In the industry, Huawei is one of the few companies that both builds computing power infrastructure and develops foundational large models. This advantage allows the model and computing power base teams to deeply collaborate. Through model training, challenges and computing power issues are discovered, prompting improvements in computing power, which in turn supports model training and inference. This driving mechanism of traction and support easily uncovers deeper issues.
Huawei is also open. Technical experts candidly told the Guancha Observer Network that Ascend computing power supports "hundreds of models and thousands of forms," including major domestic models such as Qwen and DeepSeek, which are openly supported. Huawei discloses all innovative technologies and solutions developed during PanGu training, including relevant code and technical documentation, and sends experts to the field to support customers in using Ascend effectively.
"Our C-end application of large models mainly enhances the competitiveness of Huawei phones; our B-end industries, such as mining, steel, electricity, transportation, energy, healthcare, finance, ports, etc., are our main battlegrounds, with no conflicting interests with clients, so clients are not worried." Huawei technical experts frankly stated that in terms of industry intelligence applications, Huawei focuses on national "key industries" related to national welfare and livelihood, and will fully meet the needs of various industries to support China's computing power demands in the AI era.
Beyond maintaining openness to clients, Huawei also deeply opens its underlying capabilities to developers and universities. For example, the Ascend Heterogeneous Computing Architecture CANN adheres to a deep open strategy, initially supporting industry-standard open frameworks such as PyTorch and TensorFlow. Currently, over 6000 developers actively contribute, continuously innovating at various levels such as the operating system, operator algorithms, graph optimization, and acceleration libraries, collaborating with over 30 partners, including internet, telecommunications, and finance sectors, to develop more than 260 high-performance operators.
"Huawei invests heavily in basic research annually, and our basic research is very open.

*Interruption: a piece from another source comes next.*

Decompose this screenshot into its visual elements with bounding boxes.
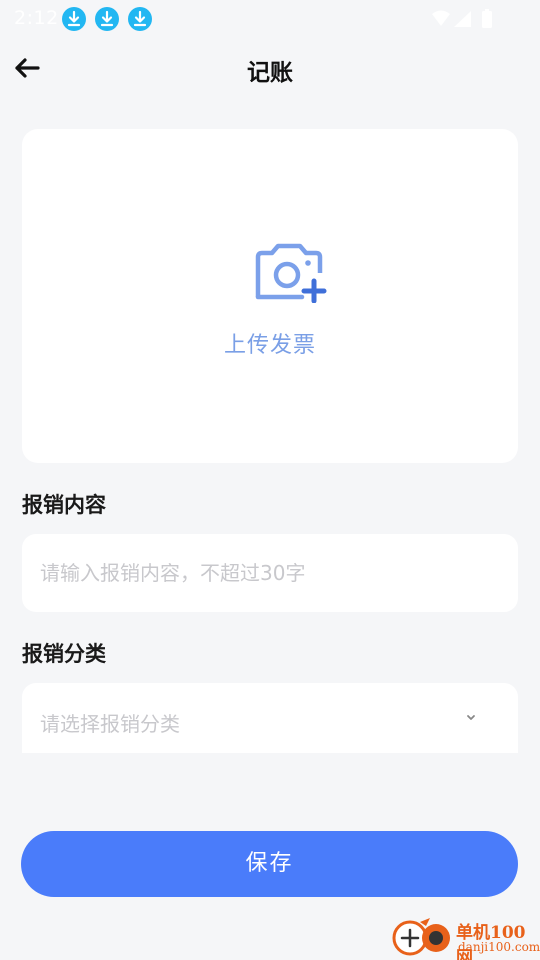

Besides our own research, we also vigorously fund universities and collaborate on joint research and technology cooperation. 'Absorb cosmic energy through a cup of coffee, and bond world wisdom with a bucket of glue,' continuously accumulating organizational capabilities to achieve 'deep roots.' Our scientists and experts also immerse themselves in business campaigns, applying theories and technologies to business to creatively solve practical business problems, enhancing product competitiveness and creating commercial value to achieve 'lush foliage.' At Huawei, we organically combine research and innovation to realize 'deep roots and lush foliage.'" Huawei technical experts stated.
"Openness will drive us to progress further." Ren Zhengfei's view is not only applicable to countries but also to enterprises. It is precisely due to adherence to openness and innovation that Huawei continues to achieve technological breakthroughs. When single-point technologies are restricted, Huawei regains advantages through systems engineering. In an increasingly complex international environment, the outstanding performance of the Ascend computing power platform in training and inference not only provides the industry with an alternative to NVIDIA but also gives China's AI industry a "reassuring pill."